Like a mosquito tunneling into the skin to get at the rich feast within, geologists poked a long, narrow drill into Earth’s crust last year, pulling out a treasury of geological goodness.
The result is a long cylinder of rock, known as a core sample, measuring a record-shattering 1,268 meters (4,160 feet) in length. Made up of igneous rock that has been chemically altered by seawater in a process known as serpentinization, the cylinder has now been analyzed and its secrets revealed.
This thread of Earth-skin, extracted from the ocean depths, is a repository of information that can be used to plumb Earth’s mysterious mantle, the layer of solid volcanic rock that separates the crust from the core.
“We recovered a 1268-meter-long section of serpentinized oceanic mantle peridotite,” writes a team led by petrologist and geochemist Johan Lissenberg of Cardiff University in the UK.
“The nearly continuous recovery provides an opportunity to obtain a robust and quantitative lithological, mineralogical, structural, and alteration inventory of the upper mantle.”
Earth’s mantle, to we surface-crawlers, is frustratingly out of reach. At its thinnest, Earth’s crust is 6 kilometers (3.7 miles) thick.
We do have the tools to drill down pretty deep from the continental surface – as evidenced by the mind-blowing 12,262-metre deep Kola borehole in Russia – but the continental crust is a lot thicker than the oceanic crust.
We’re not likely to reach the mantle from the bottom of the ocean anytime soon, either, but the oceanic crust is currently the best place to obtain samples that allow us to study it. At certain places, tectonic activity churns mantle material into the crust, from whence we can take it.
But drilling a deep hole at the bottom of the ocean at a tectonic boundary heated by volcanism, as you might imagine, is far easier said than done. Previous efforts have yielded a hole no deeper than 200.8 meters – and of the material drilled, only 47 percent was recovered.
The work of Lissenberg and his colleagues, therefore, is something really special. They drilled deep into a feature under the Atlantic Ocean known as the Atlantis Massif, a huge mountain mass standing some 4,267 meters from the seafloor at the Mid-Atlantic Ridge, a boundary between two tectonic plates. The massif, made up of mantle rock known as peridotite, is thought to have formed from mantle rock squeezing upwards through the crust.
“The original plan was to drill a shallow hole around 200 meters,” geologist Kuan-Yu Lin of the University of Delaware said last year, after the drilling had been completed.

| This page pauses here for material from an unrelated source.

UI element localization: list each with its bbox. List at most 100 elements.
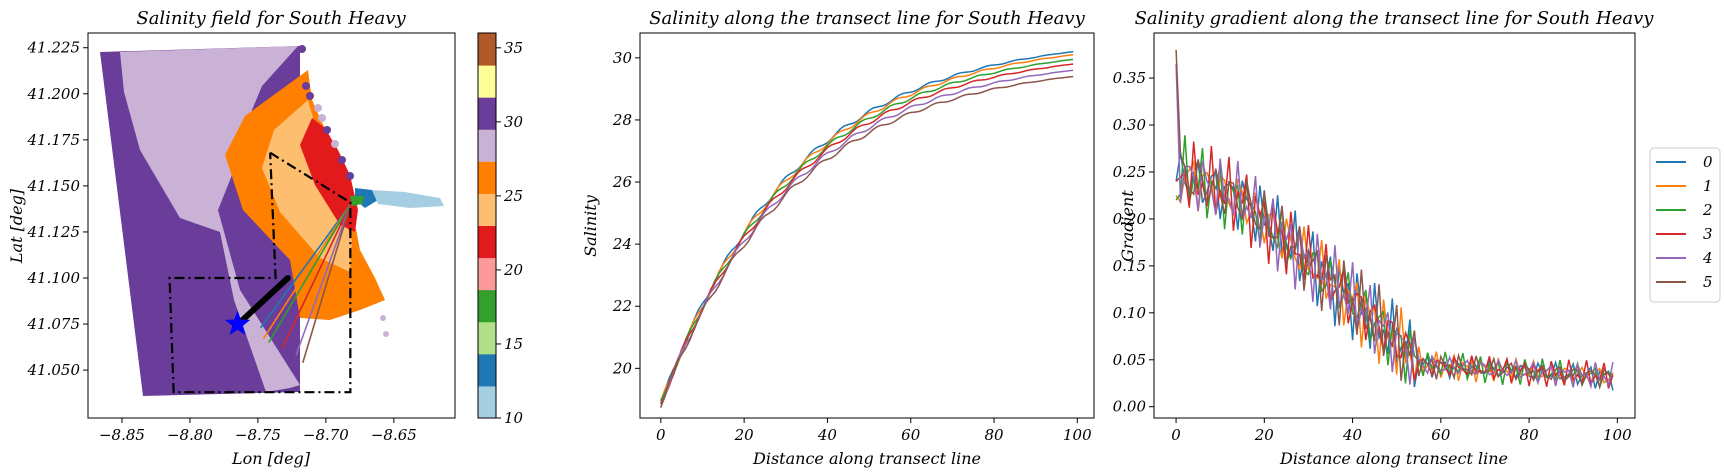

“But to our surprise, the hole just kept going deeper and deeper with extremely high recovery rates that were never seen before when drilling these types of rocks. Stunned by what we were seeing, the science party agreed to change the plan to keep deepening the hole.”
Their hole, named Hole U1601C, extended a record 1,268 meters, and what the researchers extracted was even better. They managed to recover a whopping 71 percent of the core sample.
This sample, like the massif itself, consists of peridotite, a coarse-grained igneous rock made up almost entirely of olivine and pyroxene.
When seawater is introduced, its meeting with the minerals provokes a reaction known as serpentinization, transforming the exposed olivine and pyroxene into serpentine minerals, producing hydrocarbons that can be used by seafloor lifeforms. But the result for geologists is that it becomes harder to interpret the rock, like trying to read ink that has been left in the rain.
Interestingly, the researchers found that their core sample had become highly serpentinized, with even the least-altered peridotite being at 40 percent transformed, for the entire length of the sample, suggesting that seawater penetration is pretty high. In spite of this, though, the primary rock composition was preserved better than shallower cores, revealing new information about the mantle beneath the Atlantis Massif.
The researchers discovered a much lower pyroxene content than they expected, which could be due to the pyroxene dissolving when the rock was heated. And the researchers found that the movement of rock melt away from solid rock as the magma squeezed upward occurred at an oblique angle from the mantle upwelling – a finding that is very different from melt migration models.
Finally, the researchers found intrusions of an igneous mineral called gabbro. The peridotite near these gabbroic intrusions show intense changes related to exposure to the hydrothermal environment not seen in other parts of the core sample, suggesting that gabbro plays an unexpected role in the fluid geochemistry of life-giving hydrothermal vents at the fascinating Lost City Hydrothermal Field.
Studies to better understand the processes that shaped the rock will be ongoing, but the research so far demonstrates just how valuable drilling holes can be.
“The comprehensive rock record obtained during Expedition 399 provides a wealth of opportunities to make fundamental advances on our understanding of the oceanic upper mantle,” the researchers write.
“The penetration of Hole U1601C into the subsurface of the Lost City hydrothermal field provides an opportunity to study the limits and extent of life in the oceanic lithosphere and a potential platform for future experiments on the geology, chemistry, and biology of an off-axis hydrothermal system.”
The research has been published in Science.